Marc Boutte

No. 96, 93
- Position: Defensive tackle

Personal information
- Born: July 25, 1969 Lake Charles, Louisiana, U.S.
- Died: March 2, 2025 (aged 55)
- Listed height: 6 ft 4 in (1.93 m)
- Listed weight: 307 lb (139 kg)

Career information
- High school: Lake Charles-Boston
- College: LSU
- NFL draft: 1992: 3rd round, 57th overall pick

Career history
- Los Angeles Rams (1992–1993); Washington Redskins (1994–1999);

Awards and highlights
- First-team All-SEC (1990); Second-team All-SEC (1991);

Career NFL statistics
- Tackles: 191
- Forced fumbles: 8
- Sacks: 9
- Stats at Pro Football Reference

= Marc Boutte =

American football player (1969–2025)

Marc Anthony Boutte (July 25, 1969 – March 2, 2025) was an American professional football player who was a defensive tackle in the National Football League (NFL) for the Washington Redskins and Los Angeles Rams. He played college football for the LSU Tigers and was selected in the third round of the 1992 NFL draft. In 109 career games with the Rams and Redskins, Boutte had eight forced fumbles and nine quarterback sacks. He also had two career interceptions; unusually, both came from left-handed quarterbacks (Boomer Esiason in 1996 and Mark Brunell in 1997).

== Early life ==
As a senior defensive tackle at Lake Charles-Boston High School in Lake Charles, Boutte was a first-team Class AAA All-State selection with 69 tackles and two interceptions for the Cougars. Boutte was also named to the Baton Rouge Advocate's Super Dozen list that season.

== College career ==
Under head coaches Mike Archer and later Curley Hallman at Louisiana State University, Boutte was a three-year starter at defensive tackle and nose tackle earning First Team All-SEC honors by UPI in 1990 and Second-Team All-SEC by the Associated Press in both 1990 and 1991.

== Professional career ==

=== Los Angeles Rams (1992–1993) ===
Boutte was drafted by the Los Angeles Rams in the third round of the 1992 NFL draft, three selections ahead of LSU teammate Todd Kinchen who was also picked by the Rams.
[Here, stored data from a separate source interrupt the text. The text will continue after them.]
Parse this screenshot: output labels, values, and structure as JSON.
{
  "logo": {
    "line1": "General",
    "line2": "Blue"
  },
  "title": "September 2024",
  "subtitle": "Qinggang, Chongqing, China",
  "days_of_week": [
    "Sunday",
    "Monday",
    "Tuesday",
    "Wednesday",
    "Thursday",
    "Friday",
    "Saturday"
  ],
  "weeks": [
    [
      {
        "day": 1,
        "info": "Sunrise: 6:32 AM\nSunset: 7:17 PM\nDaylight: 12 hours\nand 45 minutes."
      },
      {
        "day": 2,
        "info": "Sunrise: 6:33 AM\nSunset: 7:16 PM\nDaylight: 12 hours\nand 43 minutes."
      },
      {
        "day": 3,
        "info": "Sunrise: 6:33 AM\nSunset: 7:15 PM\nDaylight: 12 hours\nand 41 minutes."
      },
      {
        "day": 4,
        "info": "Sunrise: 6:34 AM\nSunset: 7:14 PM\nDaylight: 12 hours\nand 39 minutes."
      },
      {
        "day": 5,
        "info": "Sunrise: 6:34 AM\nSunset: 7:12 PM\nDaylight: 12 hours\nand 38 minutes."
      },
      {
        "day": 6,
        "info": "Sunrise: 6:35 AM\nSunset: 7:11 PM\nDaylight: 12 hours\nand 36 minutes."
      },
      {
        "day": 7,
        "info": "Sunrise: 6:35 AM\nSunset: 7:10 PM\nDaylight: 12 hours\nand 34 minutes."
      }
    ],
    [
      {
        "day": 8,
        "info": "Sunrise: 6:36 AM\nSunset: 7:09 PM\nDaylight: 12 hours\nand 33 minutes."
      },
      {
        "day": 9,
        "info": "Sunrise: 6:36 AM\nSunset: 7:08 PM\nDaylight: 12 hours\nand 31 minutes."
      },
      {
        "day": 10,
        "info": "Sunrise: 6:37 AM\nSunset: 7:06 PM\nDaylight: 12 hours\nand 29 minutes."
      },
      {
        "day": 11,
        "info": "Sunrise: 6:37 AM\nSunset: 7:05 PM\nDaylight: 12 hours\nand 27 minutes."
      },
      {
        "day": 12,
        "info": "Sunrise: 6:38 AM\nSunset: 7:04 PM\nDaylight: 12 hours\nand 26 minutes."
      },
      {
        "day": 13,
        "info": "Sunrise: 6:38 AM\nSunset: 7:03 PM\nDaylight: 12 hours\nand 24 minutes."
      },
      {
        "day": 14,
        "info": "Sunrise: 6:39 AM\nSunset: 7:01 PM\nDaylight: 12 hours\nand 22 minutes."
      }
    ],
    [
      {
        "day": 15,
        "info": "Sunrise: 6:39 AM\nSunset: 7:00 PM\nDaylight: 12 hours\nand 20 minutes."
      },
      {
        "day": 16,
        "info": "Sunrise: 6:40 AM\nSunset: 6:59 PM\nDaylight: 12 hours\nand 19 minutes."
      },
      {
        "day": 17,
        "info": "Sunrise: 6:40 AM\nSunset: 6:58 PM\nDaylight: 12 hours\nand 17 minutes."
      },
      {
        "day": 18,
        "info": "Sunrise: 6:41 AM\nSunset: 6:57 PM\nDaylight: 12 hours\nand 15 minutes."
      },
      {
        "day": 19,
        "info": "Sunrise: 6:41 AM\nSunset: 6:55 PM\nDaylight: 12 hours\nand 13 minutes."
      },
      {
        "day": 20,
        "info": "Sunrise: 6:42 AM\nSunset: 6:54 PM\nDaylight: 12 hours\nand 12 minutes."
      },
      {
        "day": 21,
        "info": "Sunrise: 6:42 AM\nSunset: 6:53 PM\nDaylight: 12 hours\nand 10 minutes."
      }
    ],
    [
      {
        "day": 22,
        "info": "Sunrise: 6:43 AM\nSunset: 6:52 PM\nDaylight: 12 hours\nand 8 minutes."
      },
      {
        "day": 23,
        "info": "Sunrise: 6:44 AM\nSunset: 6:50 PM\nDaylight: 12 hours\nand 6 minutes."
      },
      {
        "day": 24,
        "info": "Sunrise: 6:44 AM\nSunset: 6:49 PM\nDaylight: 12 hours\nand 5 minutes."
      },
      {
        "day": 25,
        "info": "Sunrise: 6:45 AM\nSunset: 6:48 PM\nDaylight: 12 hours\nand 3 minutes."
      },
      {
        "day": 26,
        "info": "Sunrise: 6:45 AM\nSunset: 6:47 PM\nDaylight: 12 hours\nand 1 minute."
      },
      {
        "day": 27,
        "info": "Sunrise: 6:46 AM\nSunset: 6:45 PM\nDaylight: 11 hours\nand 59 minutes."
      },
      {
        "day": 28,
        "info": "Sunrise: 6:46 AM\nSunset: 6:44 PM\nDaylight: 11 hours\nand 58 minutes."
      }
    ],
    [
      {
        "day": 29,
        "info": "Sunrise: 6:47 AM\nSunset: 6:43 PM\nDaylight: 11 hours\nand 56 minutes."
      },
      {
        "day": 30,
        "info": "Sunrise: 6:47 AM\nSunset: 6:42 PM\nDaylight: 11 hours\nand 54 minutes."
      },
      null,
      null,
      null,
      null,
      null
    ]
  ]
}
Boutte started all but one game in his two seasons with the Rams under head coach Chuck Knox, making 71 tackles and two quarterback sacks while forcing four fumbles.

Boutte suffered a knee injury in training camp entering the 1994 season which hampered his play-making ability and he was subsequently cut by the Rams the following month.

=== Washington Redskins (1994–1999) ===
Boutte was picked up off of waivers by the Washington Redskins shortly before Washington's 1994 season-opener with the Seattle Seahawks to help shore up a depleted defensive line that was one of the worst in the league in 1993.

By 1995, Boutte had earned a starting defensive tackle job after oft-injured Bobby Wilson suffered a career-ending back injury in training camp. That season turned into Boutte's best as a professional. He started all 16 games for Washington, making 42 tackles and two sacks and recovering a fumble.

Over the next three seasons, Boutte was a near-constant presence in the Washington defensive line as both a starter and reserve, playing in 39 games while making 66 tackles, four sacks and two interceptions. He scored his only career NFL points in 1998 in Washington's Week 13 victory over the Oakland Raiders when he tackled Raiders quarterback Donald Hollas in the end zone for a safety.

By 1999, injuries began to take their toll and Boutte fell from the starting job, to backup, to unused reserve. After a Washington win over the Chicago Bears on Halloween, Boutte was held out of the next eight games and did not play again until Washington's regular-season finale against the Miami Dolphins. Though he would make a tackle for loss and sack Dolphins' quarterback Damon Huard, it would turn out to be Boutte's final game in the NFL. He would not play in either of Washington's playoff games that postseason, and would leave as an unrestricted free agent at the end of the season.

== Personal life and death ==
On September 29, 1998, Boutte, his wife, and a family friend were nearly killed when a man committed suicide by leaving his car running in the garage below the player's apartment in Herndon, Virginia. Though the carbon monoxide fumes sickened the Bouttes, they were able to drive themselves to the hospital where they were treated and released.

Boutte died on March 2, 2025, at the age of 55.